Na adolescência, ingressou na Escola de Teatro Sylvia Young, primeiro como cantora, e só depois para estudar a representação. “Muitas pessoas costumavam falar comigo e aconselhavam-me: ‘Devias ter um plano B’. Mas para mim isso nunca existiu. Nunca tive um plano B”.

Esta resiliência da atriz de 33 anos foi importante especialmente no início da sua carreira, marcado por vários projetos falhados, nomeadamente Fast Girls, de 2012, o primeiro filme em que Lynch participou, sobre duas jovens que pretendem entrar na equipa de atletismo britânica para competir no Campeonato do Mundo, que não captou a atenção do público apesar de ter coincidido com as Olimpíadas de Londres; ou a série Still Star-Crossed, uma grande produção, sobre o que aconteceu após a morte de Romeu e Julieta, e que a atriz esperava que servisse de rampa de lançamento para a sua carreiram, mas acabou cancelada após uma única temporada.

Depois destes percalços, Lynch finalmente teria a sua grande oportunidade, graças aos estúdios da Marvel. Depois de anos a fazer audições para participar nos filmes deste universo cinematográfico, teve a oportunidade de desempenhar o papel de Maria Rambeau, uma piloto da força aérea e a melhor amiga de Carol Danvers, a super-heroína conhecida como Captain Marvel, que dá o nome ao filme de 2019, interpretada por Brie Larson. Juntas, as atrizes protagonizaram o primeiro filme de super-heróis a lucrar mais de mil milhões de dólares em todo o mundo.

Pouco tempo depois de conseguir este papel, Lynch seria contratada para o mais recente filme de James Bond, algo que a colocaria definitivamente nos radares dos fãs de cinema de Hollywood, pelas melhores ou piores razões.

Apesar da oportunidade de aparecer em 007: Sem Tempo Para Morrer, cujo lançamento foi adiado em cerca de um ano e meio devido à pandemia de covid-19, parecer uma “proposta irrecusável”, como diria Don Corleone, a atriz possuía reservas quanto a aceitar desempenhar o papel de Nomi, Agente 00, por temer que fosse apenas aparecer “atrás de um homem”, referindo-se ao James Bond de Daniel Craig, um 007 mais sério, realista e emocional quando comparado com os seus antecessores.

Contudo, depois de se reunir com a produtora Barbara Broccoli, o realizador Cary Joji Fukunaga e Phoebe Waller-Bridge, aclamada atriz e argumentista por trás de projetos como Fleabag, uma das responsáveis pelo guião do filme, percebeu que a sua personagem iria receber a devida atenção.

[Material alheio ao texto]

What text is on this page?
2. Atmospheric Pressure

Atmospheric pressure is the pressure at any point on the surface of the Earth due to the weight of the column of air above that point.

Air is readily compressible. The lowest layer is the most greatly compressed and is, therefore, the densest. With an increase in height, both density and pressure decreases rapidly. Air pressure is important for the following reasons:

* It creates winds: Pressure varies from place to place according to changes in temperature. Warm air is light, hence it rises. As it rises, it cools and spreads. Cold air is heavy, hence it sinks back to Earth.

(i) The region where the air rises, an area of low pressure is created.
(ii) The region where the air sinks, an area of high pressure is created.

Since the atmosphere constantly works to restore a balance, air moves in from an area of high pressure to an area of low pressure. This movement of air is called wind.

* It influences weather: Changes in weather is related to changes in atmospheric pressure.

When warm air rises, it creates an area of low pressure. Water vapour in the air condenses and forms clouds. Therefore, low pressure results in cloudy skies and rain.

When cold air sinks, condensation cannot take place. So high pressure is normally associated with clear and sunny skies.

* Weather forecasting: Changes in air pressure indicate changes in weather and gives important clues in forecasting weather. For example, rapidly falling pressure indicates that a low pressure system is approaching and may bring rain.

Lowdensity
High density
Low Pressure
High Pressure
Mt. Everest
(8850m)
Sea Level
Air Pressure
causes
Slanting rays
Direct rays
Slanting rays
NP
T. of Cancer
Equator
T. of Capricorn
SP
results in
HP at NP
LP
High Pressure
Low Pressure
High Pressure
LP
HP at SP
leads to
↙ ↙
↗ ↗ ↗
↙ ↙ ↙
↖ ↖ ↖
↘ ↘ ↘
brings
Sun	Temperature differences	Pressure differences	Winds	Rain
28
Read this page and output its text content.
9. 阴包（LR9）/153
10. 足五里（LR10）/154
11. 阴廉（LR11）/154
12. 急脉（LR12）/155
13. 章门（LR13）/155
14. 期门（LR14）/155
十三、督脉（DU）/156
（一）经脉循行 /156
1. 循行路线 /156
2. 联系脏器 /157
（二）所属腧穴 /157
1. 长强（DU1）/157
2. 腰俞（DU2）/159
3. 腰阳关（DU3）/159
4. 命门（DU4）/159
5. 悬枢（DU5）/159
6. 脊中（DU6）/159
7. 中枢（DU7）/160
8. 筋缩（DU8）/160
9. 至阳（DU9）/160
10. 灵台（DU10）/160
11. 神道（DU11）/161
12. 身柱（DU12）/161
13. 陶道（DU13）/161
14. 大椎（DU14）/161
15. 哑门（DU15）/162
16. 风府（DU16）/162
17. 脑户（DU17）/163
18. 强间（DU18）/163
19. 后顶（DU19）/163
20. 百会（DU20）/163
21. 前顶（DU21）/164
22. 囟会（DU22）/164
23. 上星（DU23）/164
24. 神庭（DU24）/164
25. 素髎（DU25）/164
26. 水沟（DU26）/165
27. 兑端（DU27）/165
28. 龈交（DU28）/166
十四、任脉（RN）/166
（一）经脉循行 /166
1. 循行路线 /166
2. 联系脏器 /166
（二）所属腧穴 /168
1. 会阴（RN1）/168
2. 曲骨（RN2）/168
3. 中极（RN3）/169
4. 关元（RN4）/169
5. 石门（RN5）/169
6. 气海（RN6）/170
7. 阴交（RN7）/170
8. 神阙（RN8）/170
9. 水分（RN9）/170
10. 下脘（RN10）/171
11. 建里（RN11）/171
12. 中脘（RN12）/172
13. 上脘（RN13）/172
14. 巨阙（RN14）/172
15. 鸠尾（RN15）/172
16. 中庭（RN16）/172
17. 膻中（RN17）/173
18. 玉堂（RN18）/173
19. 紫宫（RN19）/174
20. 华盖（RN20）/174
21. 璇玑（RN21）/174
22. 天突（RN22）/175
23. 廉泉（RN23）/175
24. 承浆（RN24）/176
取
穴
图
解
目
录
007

Tomada a decisão, a atriz tratou de garantir que a sua personagem fosse criada de uma forma credível e que pudesse representar a realidade do que é ser uma mulher negra.

“Uma personagem demasiado estilosa ou com uma figura impenetrável? Isso é completamente contra tudo aquilo que eu represento”, disse em entrevista à revista de moda Harpers Bazaar. “Não queria desperdiçar a oportunidade de mostrar aquilo que a Nomi podia representar”.

“Tentei garantir que existisse pelo menos um momento no guião onde os membros negros da audiência pudessem abanar as suas cabeças em concordância com o realismo e com o facto das suas vidas estarem representadas no ecrã”, explicou. “Em todos os projetos em que participo, independentemente do orçamento ou do estilo do filme, quero que a experiência negra que estou a apresentar seja 100 por cento autêntica”.